Everyone knows the importance of water in a survival situation. You can only survive without it for three days, but you’ll feel severely dehydrated after just one. This is why water needs to be one of your biggest priorities. You should stock up on two gallons per day per person, but you should also know how to find water.
Why? Because disasters happen when you least expect, and you could be away from home when the next one strikes. Or worse, your home–along with your water supply–could be destroyed. In case either of these things happens, you need to know how to collect water. Here, then, are 10 ways to collect water during a disaster.
1. Natural Water Sources
The first way of finding water is obvious. Simply walk downhill (or toward clusters of bushes and/or trees) until you find a natural source of water in a lake, stream, river, or pond. If you can’t find one, try digging a hole about a foot deep. If the soil is moist enough, the hole should fill with a bit of groundwater. Shouldn’t be too hard, right?
Unfortunately, there’s also no guarantee you’ll find water this way, which is why you should know about some other methods…
Stretch out a tarp and tie it between four trees. If you can’t find four trees near each other, dig a wide and shallow hole in the ground, then lay the tarp over it and hold it in place with a heavy object over each corner. When the rain falls, it will collect in the middle of the tarp. Pour the water from a tarp to a bucket when it starts to get heavy, then set the tarp back up to collect more rainwater.
Repeat this process until it stops raining or you have plenty of water.
3. Solar Stills
The solar still is a classic survival method for collecting water. You’ll need a bucket, some rocks, green leaves, and a plastic sheet such as a tarp or a shower curtain.
Dig a hole about two feet wide and one foot deep, then set your bucket in the middle of the hole and surround it with the green leaves. Spread the tarp over the bucket and secure it with rocks on all four corners. Set a smaller rock in the middle of the tarp so that it weighs down over the bucket.
Over the course of the day, water will drip down into the bucket, and you should have around 150ml of water by the end of a twelve hour time period. Watch the video below for more details.
4. Transpiration Bags
Another classic water collection method is the transpiration bag. Although this method yields less water than a solar still, it’s also less work. All you need is a clear plastic bag and some cordage. Tie the bag around a branch that has lots of green leaves.

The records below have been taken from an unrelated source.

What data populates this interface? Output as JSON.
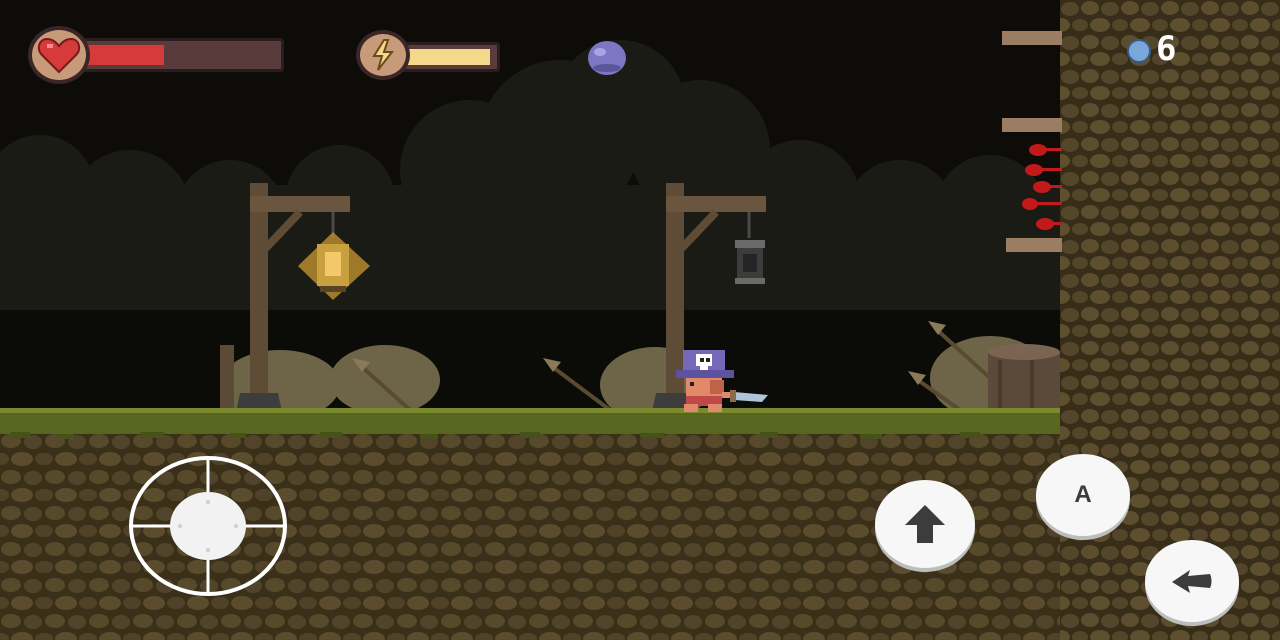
{
  "hud": {
    "health": {
      "icon": "heart-icon",
      "level": 0.4,
      "color": "#d63a3a"
    },
    "energy": {
      "icon": "lightning-icon",
      "level": 0.95,
      "color": "#f4d98b"
    },
    "orb": {
      "icon": "purple-orb-icon",
      "color": "#7d76c4"
    },
    "coin_counter": {
      "icon": "blue-coin-icon",
      "count": "6"
    }
  },
  "controls": {
    "joystick": {
      "icon": "virtual-joystick"
    },
    "jump": {
      "icon": "up-arrow-icon"
    },
    "attack": {
      "label": "A"
    },
    "dash": {
      "icon": "dash-arrow-icon"
    }
  },
  "colors": {
    "sky": "#0d0c09",
    "clouds": "#1a1a15",
    "grass": "#58661f",
    "dirt": "#4b3f22",
    "wall": "#4d4026",
    "blood": "#c21a1a",
    "pirate_hat": "#7468b8"
  }
}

Throughout the day, moisture and water will collect in the bag. You can also set a small rock in the bag so that the water collects in one place. NOTE: Make sure the tree you use is not poisonous. The video below describes the method in more detail.
5. Gathering Dew
In the morning when it’s still moist outside, tie a clean rag around one or both of your feet and walk through an area of green grass where the dew has yet to evaporate. Each rag will become soaked with water which you can then squeeze into a bowl. Repeat this process until the dew evaporates or you have plenty of water.
6. City Parks
Most city parks have fountains, ponds, or streams. Collect as much water as you can but don’t drink it yet. Most park water has chemicals and pesticides in it, meaning it’s not safe to drink yet. To remove chemicals from water, it’s not enough to simply boil it or use a standard water filter. You’ll need a high-quality water purification system.
Check out this article for a few suggestions.
7. Office Buildings
Scavenge office buildings and businesses for water dispensers, vending machines, and refrigerators. If you’re lucky, you’ll also find soda, coffee, tea, chips, pretzels, crackers, and so on.
8. Water Heaters
Water heaters are capable of storing anywhere from thirty to a hundred gallons. Unlike water from city parks, the water in heaters is safe to drink because it has already been treated. The first step you will want to do is plug all the sinks and bathtubs and then run the water until they fill up or until the water quits running. Then you can get into the pipes in the walls and collect the water in there.
It’s going to require a lot of work to break through the walls and access the pipes, but if you’re really thirsty it will be worth the effort. The video below explains how to drain a water heater.
If you find a home that’s been abandoned, check the backyard for a pool. If you can’t find a pool, check garden hoses. You should be able to collect enough residual water from them to last you at least a day. Hoses are everywhere, from houses and apartments to golf courses and hotels.
If the water won’t run through the hoses when you turn it on, simply cut into the hoses to get to the water that way. Have a cup on standby to catch it when it spills out.
Note: Pools usually have harmful chemicals such as chlorine in them, so before you drink the water, be sure to run it through a high-quality filter such as a Big Berkey water filtration system, a Megahome countertop water distiller, or a reverse osmosis water filtration system.
Yes, if worst comes to worst, you can always access the water in a toilet, at least in the tank. Unless your dog is with you, you probably won’t want the water in the bowl of the toilet for obvious reasons. Most toilets hold anywhere from one and a half up to six gallons of water, so that’s too much water to pass up. You should absolutely boil and filter any water you collect from a toilet before you even think of drinking it.
Most of the water in the tank should be safe to drink (at least according to the CDC), unless someone recently pushed contaminated water back into the tank with a plunger. No one’s saying that it isn’t gross to think about, but if you want to stay alive and have no other water, it might be necessary.